Il y avait le Noyé, Grave du Rivage, sur sa baleine céleste, et derrière lui l’odeur du sel et du sable, la tempête et l’éclair, et le bruit de l’eau qui s’insinue dans les poumons.


Il y avait le Revenant, Duc Macabre dont l’énorme cerf géant portait dans sa ramure les restes charnels de milliers de trépassés.


Chevauchant son Ronceloup Minuit, le Maudit, Prince des Ronces dans sa cape composé d'ombres et de linceuls, laissait en son sillage les roses-crânes serpentant, à la recherche de rongeurs ou d’imprudents à dévorer dans leur arôme de déliquescence.


A leurs côtés, leur frère le Pendu, baron de la Putréfaction, la corde au cou, soulevé par sa vouivre décomposée, et un nuage d’insecte bourdonnait près d’eux, profitant du festin de pourriture.

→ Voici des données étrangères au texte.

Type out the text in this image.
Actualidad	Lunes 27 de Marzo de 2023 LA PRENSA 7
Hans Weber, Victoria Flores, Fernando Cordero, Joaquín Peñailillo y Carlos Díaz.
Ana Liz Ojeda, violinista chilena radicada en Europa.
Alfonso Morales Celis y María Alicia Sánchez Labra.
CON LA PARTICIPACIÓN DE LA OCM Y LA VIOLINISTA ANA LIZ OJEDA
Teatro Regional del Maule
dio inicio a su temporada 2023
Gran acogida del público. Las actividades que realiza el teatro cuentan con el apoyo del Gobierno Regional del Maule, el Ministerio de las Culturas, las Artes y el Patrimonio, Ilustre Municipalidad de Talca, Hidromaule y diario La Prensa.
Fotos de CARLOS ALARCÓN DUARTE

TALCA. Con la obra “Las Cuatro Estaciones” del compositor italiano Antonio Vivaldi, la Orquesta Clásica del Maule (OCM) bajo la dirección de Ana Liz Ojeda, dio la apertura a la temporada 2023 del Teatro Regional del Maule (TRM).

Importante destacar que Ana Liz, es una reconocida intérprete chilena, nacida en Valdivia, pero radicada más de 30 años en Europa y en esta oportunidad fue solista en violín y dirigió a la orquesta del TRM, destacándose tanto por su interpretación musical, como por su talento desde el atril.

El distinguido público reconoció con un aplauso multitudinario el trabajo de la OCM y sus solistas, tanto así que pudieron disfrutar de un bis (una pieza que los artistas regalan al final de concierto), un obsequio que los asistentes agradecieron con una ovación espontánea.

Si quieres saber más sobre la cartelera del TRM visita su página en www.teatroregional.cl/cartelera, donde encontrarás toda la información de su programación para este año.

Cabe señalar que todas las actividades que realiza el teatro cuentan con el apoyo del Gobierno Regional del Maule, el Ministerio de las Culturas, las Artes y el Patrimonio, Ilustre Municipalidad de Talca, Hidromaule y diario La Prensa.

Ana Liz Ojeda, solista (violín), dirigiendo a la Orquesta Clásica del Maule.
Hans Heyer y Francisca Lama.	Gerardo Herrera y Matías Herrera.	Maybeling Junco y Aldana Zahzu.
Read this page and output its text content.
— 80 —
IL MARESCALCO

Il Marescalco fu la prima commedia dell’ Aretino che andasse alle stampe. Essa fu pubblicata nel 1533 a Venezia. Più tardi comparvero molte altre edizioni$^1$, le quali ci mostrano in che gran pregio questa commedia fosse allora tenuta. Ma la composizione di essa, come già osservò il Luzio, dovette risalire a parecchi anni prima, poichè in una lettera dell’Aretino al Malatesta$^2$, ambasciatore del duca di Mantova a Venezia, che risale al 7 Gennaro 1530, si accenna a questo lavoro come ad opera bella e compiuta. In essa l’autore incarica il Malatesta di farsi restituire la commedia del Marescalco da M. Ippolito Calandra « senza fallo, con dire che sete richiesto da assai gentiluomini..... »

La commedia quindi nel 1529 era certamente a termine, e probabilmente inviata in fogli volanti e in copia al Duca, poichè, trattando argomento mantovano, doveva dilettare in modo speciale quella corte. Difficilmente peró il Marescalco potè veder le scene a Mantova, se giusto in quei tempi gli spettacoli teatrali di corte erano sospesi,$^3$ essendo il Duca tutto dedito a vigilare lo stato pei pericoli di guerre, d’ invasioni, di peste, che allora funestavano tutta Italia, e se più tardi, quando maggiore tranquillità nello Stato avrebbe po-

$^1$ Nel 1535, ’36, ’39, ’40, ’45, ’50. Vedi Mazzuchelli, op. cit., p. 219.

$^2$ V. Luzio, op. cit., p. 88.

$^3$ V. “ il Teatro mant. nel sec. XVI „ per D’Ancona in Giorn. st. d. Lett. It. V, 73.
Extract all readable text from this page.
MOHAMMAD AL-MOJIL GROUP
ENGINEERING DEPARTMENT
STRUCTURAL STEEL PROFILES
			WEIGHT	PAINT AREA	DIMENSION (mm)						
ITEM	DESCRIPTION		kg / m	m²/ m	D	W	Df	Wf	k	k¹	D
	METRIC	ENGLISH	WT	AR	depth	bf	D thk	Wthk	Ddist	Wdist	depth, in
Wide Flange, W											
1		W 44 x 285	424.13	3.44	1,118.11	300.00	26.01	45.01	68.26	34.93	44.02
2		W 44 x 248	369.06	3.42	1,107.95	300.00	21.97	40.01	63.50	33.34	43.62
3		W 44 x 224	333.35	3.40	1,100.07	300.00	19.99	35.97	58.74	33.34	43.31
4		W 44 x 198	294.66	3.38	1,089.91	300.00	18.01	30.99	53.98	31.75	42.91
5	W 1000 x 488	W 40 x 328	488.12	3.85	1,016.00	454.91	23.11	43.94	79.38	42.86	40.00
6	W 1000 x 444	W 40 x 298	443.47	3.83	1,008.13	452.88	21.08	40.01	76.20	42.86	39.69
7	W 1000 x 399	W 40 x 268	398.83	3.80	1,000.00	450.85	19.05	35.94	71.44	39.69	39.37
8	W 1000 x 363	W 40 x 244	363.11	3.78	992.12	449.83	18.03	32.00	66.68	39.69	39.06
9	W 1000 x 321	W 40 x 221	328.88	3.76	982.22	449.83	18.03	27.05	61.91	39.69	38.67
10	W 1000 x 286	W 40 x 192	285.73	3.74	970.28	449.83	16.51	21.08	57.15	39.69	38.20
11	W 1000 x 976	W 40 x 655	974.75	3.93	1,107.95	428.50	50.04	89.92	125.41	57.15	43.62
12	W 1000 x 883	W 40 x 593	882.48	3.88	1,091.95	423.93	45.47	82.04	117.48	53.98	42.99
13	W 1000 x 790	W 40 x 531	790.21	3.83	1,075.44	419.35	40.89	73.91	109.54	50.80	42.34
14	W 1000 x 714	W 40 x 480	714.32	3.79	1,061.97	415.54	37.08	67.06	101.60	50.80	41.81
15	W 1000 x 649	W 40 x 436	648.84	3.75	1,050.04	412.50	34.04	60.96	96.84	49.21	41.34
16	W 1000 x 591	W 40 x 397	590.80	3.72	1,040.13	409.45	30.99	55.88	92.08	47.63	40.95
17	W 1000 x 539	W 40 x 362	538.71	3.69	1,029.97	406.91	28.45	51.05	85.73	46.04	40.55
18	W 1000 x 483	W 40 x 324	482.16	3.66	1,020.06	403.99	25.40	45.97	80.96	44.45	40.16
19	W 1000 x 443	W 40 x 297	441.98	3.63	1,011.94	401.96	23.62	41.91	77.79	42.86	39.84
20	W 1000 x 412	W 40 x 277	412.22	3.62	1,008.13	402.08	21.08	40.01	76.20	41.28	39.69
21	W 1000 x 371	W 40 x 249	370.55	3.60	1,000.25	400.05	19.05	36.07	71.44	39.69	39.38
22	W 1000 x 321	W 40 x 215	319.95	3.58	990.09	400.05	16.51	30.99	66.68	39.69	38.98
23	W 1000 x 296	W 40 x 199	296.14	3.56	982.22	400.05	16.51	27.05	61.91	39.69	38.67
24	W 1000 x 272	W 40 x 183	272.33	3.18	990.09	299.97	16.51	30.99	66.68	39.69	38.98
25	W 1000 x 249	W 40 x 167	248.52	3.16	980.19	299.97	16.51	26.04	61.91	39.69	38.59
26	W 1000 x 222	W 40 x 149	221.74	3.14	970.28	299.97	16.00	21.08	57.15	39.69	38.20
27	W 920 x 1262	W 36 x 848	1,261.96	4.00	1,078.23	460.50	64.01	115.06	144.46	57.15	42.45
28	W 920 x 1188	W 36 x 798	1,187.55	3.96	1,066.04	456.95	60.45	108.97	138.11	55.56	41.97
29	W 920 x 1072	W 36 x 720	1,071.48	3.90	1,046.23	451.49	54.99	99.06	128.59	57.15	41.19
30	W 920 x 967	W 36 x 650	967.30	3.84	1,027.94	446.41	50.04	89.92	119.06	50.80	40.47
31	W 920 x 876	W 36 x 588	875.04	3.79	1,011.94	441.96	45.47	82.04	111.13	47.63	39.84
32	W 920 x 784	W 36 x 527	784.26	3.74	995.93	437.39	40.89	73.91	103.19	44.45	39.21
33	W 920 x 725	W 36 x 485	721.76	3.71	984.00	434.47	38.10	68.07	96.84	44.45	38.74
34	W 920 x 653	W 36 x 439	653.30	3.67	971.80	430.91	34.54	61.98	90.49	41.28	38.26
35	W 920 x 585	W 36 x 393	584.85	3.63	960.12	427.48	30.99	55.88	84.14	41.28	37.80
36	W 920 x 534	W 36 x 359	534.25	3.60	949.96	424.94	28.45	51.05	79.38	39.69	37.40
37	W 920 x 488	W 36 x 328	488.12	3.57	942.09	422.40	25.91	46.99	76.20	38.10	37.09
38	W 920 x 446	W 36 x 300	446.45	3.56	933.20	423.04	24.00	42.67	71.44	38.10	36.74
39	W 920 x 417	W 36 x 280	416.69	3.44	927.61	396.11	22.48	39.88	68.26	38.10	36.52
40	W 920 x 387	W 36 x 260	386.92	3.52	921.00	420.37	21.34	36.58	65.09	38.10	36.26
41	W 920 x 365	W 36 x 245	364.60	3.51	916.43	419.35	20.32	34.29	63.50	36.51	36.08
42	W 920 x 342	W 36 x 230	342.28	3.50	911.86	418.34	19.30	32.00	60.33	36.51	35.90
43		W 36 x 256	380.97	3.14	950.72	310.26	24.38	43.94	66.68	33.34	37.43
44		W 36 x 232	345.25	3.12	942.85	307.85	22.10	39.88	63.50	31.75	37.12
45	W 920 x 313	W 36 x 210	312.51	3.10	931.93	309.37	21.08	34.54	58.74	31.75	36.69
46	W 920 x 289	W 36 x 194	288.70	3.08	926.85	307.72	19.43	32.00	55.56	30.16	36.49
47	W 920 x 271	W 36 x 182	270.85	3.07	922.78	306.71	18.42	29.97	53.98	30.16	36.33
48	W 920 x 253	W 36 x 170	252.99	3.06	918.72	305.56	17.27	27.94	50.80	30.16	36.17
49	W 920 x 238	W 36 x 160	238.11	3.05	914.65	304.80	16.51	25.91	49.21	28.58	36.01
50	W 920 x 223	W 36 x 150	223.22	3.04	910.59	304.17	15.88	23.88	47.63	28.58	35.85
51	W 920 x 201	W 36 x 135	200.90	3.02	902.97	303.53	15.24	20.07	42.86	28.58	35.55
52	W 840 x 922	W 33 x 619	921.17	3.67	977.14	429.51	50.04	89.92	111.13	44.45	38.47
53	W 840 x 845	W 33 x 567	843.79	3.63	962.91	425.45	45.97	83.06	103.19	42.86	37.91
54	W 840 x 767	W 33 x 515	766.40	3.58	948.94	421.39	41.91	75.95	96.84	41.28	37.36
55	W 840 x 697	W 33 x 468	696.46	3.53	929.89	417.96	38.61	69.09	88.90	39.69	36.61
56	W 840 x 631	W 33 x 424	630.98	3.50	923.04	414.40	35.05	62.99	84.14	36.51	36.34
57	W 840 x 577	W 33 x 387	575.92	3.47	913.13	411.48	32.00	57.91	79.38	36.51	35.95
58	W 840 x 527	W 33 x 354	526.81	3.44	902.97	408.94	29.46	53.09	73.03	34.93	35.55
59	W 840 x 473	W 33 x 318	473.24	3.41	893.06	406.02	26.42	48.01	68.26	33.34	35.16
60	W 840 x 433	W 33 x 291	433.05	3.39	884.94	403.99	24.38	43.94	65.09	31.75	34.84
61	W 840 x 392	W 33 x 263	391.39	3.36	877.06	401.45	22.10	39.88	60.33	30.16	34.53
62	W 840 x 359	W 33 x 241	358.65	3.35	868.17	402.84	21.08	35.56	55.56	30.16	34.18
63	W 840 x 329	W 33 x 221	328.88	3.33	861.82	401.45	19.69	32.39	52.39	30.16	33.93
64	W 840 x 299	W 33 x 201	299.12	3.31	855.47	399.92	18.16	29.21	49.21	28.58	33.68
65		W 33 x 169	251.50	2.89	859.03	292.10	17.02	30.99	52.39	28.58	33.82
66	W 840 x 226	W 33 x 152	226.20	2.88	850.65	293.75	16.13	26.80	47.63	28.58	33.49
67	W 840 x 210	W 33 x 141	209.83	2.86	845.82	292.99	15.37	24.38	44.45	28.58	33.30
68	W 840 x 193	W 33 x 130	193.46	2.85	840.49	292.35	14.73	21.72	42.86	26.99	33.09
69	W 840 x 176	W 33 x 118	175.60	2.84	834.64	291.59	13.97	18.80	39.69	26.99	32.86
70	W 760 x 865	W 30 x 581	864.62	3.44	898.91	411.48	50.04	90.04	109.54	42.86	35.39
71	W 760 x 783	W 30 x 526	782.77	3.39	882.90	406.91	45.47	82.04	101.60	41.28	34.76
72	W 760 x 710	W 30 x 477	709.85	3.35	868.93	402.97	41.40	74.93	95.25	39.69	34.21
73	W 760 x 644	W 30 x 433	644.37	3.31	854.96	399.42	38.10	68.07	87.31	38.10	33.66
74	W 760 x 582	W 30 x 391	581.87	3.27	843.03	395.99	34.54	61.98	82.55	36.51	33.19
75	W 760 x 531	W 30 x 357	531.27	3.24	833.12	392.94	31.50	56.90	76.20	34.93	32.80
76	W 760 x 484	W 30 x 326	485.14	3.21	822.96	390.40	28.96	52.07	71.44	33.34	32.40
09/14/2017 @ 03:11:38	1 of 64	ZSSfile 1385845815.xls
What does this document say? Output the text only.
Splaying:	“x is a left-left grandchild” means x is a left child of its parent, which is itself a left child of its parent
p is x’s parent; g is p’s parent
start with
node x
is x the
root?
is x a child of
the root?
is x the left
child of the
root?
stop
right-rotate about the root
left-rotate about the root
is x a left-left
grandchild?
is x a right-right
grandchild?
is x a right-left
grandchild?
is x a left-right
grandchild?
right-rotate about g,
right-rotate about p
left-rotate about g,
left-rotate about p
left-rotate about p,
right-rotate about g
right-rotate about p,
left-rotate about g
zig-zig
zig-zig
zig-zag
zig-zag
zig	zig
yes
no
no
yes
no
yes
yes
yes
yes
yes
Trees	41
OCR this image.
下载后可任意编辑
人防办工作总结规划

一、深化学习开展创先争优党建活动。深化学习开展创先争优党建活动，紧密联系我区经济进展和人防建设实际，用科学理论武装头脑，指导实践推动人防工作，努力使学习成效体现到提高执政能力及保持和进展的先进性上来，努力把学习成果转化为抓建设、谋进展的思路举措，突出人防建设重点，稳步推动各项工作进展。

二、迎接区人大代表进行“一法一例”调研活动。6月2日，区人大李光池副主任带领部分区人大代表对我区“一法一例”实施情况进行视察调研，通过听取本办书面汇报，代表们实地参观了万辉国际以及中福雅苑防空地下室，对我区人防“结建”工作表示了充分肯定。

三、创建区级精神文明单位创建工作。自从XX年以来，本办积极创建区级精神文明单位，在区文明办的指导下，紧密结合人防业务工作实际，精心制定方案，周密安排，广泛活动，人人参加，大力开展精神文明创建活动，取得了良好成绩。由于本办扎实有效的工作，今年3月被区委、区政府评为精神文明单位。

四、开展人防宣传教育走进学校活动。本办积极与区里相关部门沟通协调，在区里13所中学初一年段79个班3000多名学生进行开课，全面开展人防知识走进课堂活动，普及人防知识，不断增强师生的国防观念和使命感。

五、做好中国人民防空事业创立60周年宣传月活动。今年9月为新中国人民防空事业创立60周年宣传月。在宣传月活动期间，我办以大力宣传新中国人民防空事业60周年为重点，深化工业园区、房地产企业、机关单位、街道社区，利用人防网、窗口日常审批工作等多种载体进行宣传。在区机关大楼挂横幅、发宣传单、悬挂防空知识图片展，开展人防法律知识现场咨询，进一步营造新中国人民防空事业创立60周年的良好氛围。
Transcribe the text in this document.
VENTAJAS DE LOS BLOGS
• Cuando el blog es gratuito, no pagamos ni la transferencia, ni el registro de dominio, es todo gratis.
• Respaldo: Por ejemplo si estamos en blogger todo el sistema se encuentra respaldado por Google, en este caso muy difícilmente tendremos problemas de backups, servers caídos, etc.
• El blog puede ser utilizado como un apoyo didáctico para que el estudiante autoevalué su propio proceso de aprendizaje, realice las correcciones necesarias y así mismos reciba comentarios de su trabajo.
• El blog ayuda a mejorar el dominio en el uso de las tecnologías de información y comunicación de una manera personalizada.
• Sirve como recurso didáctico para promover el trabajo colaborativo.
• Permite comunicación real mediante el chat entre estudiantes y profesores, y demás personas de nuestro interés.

Le Trépané était porté par une litière royale, soulevée par sa cohorte de Damnés dont les corps cendreux laissaient voir les braises de forge qui les animaient comme des automates, et la terre semblait prendre feu et ne laisser que charbon sous leurs pas.


L’énorme dragon squelette supportait le Roi sans Couronne, ce Chevalier sans Tête qui portait à la ceinture celles qu’il arrachait à ses royales victimes, et à la place de son visage, une flamme d’un vert émeraude où deux yeux se devinaient pour observer le monde avec jalousie.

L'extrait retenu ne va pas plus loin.